Clopidogrel BMS was more effective than aspirin in preventing new ischemic events. During the CAPRIE study there were 939 events in the Clopidogrel BMS group and 1 020 in the aspirin group, which corresponds to a relative reduction in risk. 9% compared to aspirin, ie the number of patients experiencing new ischemic events is lower if they are treated with Clopidogrel BMS instead of aspirin. In other words, about 10 out of 1,000 patients will avoid a new ischemic event at a distance two years from the start of Clopidogrel BMS therapy compared to those treated with aspirin.

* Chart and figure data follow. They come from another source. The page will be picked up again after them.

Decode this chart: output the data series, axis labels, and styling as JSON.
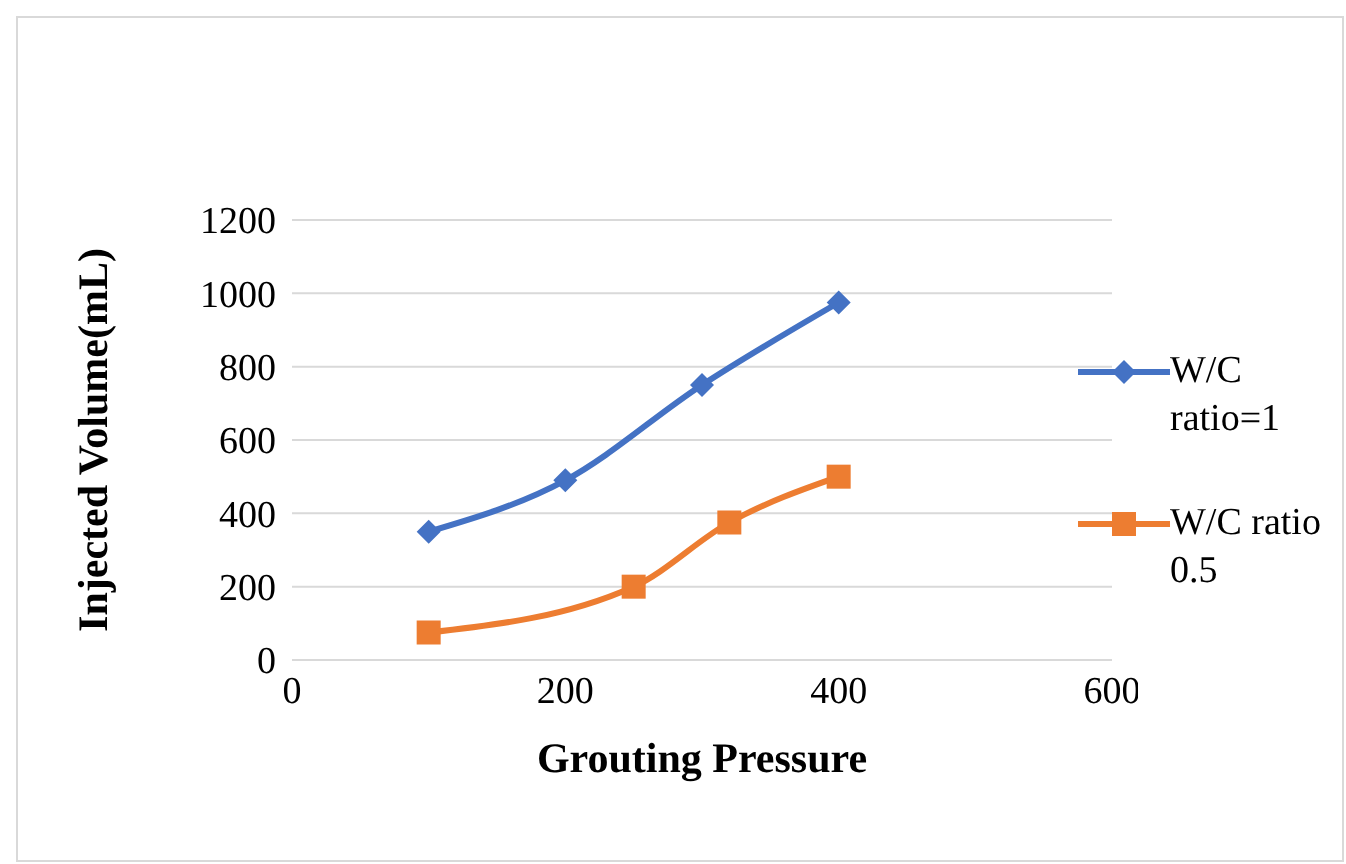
{
  "chart_data": {
    "type": "line",
    "xlabel": "Grouting Pressure",
    "ylabel": "Injected Volume(mL)",
    "xlim": [
      0,
      600
    ],
    "xticks": [
      0,
      200,
      400,
      600
    ],
    "ylim": [
      0,
      1200
    ],
    "yticks": [
      0,
      200,
      400,
      600,
      800,
      1000,
      1200
    ],
    "grid": "y",
    "legend": "right",
    "line_style": "solid",
    "series": [
      {
        "name": "W/C ratio=1",
        "color": "#4472c4",
        "marker": "diamond",
        "x": [
          100,
          200,
          300,
          400
        ],
        "values": [
          350,
          490,
          750,
          975
        ]
      },
      {
        "name": "W/C ratio 0.5",
        "color": "#ed7d31",
        "marker": "square",
        "x": [
          100,
          250,
          320,
          400
        ],
        "values": [
          75,
          200,
          375,
          500
        ]
      }
    ]
  }
}
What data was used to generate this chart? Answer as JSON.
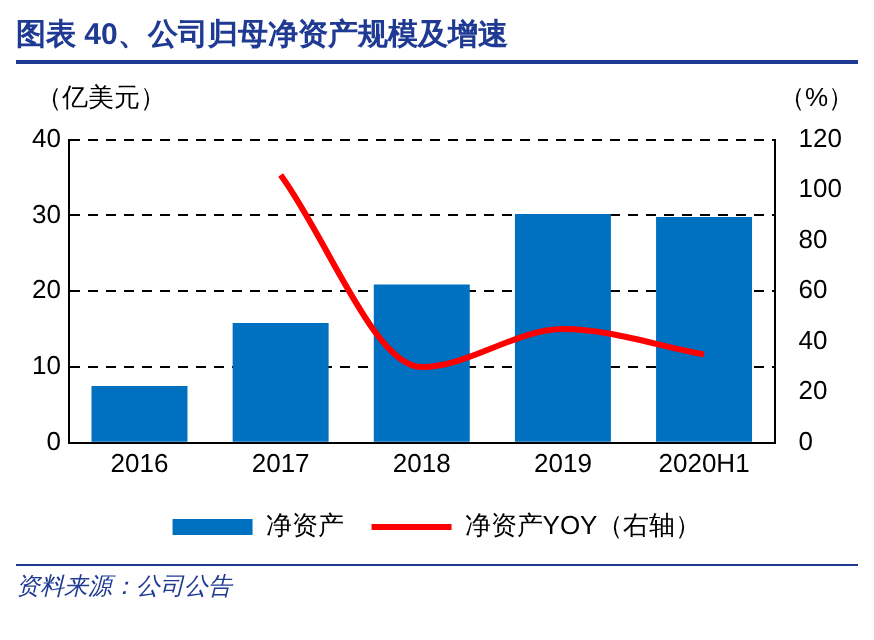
{
  "chart_data": {
    "type": "bar",
    "title": "图表 40、公司归母净资产规模及增速",
    "ylabel": "（亿美元）",
    "y2label": "（%）",
    "categories": [
      "2016",
      "2017",
      "2018",
      "2019",
      "2020H1"
    ],
    "series": [
      {
        "name": "净资产",
        "color": "#0070c0",
        "values": [
          7.5,
          15.8,
          20.9,
          30.2,
          29.8
        ]
      },
      {
        "name": "净资产YOY（右轴）",
        "type": "line",
        "axis": "y2",
        "color": "#ff0000",
        "values": [
          null,
          106,
          30,
          45,
          35
        ]
      }
    ],
    "ylim": [
      0,
      40
    ],
    "yticks": [
      0,
      10,
      20,
      30,
      40
    ],
    "y2lim": [
      0,
      120
    ],
    "y2ticks": [
      0,
      20,
      40,
      60,
      80,
      100,
      120
    ],
    "grid": "y",
    "legend": "bottom",
    "marker": "none",
    "line_style": "solid",
    "annotations": [
      "资料来源：公司公告"
    ]
  }
}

In the case of acute coronary syndrome without ST segment elevation, the overall relative reduction in the risk of an event compared to placebo was 20%. There was also a reduction in patients who underwent stent implantation. In the case of ST-segment elevation myocardial infarction, the number of patients treated with Clopidogrel BMS who reported events was lower than those treated with placebo (262 versus 377 in CLARITY and 2 121 versus 2 310 in COMMIT These results demonstrated that Clopidogrel BMS reduces the risk of an event.
What is the risk associated with Clopidogrel BMS?
The most common side effects with Clopidogrel BMS (seen in 1 to 10 patients in 100) are hematoma (collection of blood under the skin), epistaxis (nosebleed), gastrointestinal bleeding (bleeding in the stomach or intestines), diarrhea, abdominal pain (stomach pain), dyspepsia (heartburn), bruises and bleeding at the injection site. For the full list of side effects reported with Clopidogrel BMS, see the package leaflet.
Clopidogrel BMS should not be used in people who may be hypersensitive (allergic) to clopidogrel or any of the other substances, in patients with severe impairment
liver disease or with a disease that can cause bleeding. For the full list of restrictions, see the Package Leaflet.
Why has Clopidogrel BMS been approved?
The Committee for Medicinal Products for Human Use (CHMP) decided that Clopidogrel BMS's benefits are greater than its risks for the prevention of atherothrombotic events in adults and therefore recommended that it be given a Marketing Authorization.
Other information about Clopidogrel BMS:
On 16 July 2008, the European Commission granted Bristol Myers Squibb Pharma EEIG a "marketing authorization" for Clopidogrel BMS, valid throughout the European Union, which was based on the "authorization granted to Iscover in 1998 (" consent informed").
For the full version of the Clopidogrel BMS EPAR, click here.
Last update of this summary: 09-2009.
The information on Clopidogrel BMS published on this page may be out of date or incomplete. For a correct use of this information, see the Disclaimer and useful information page.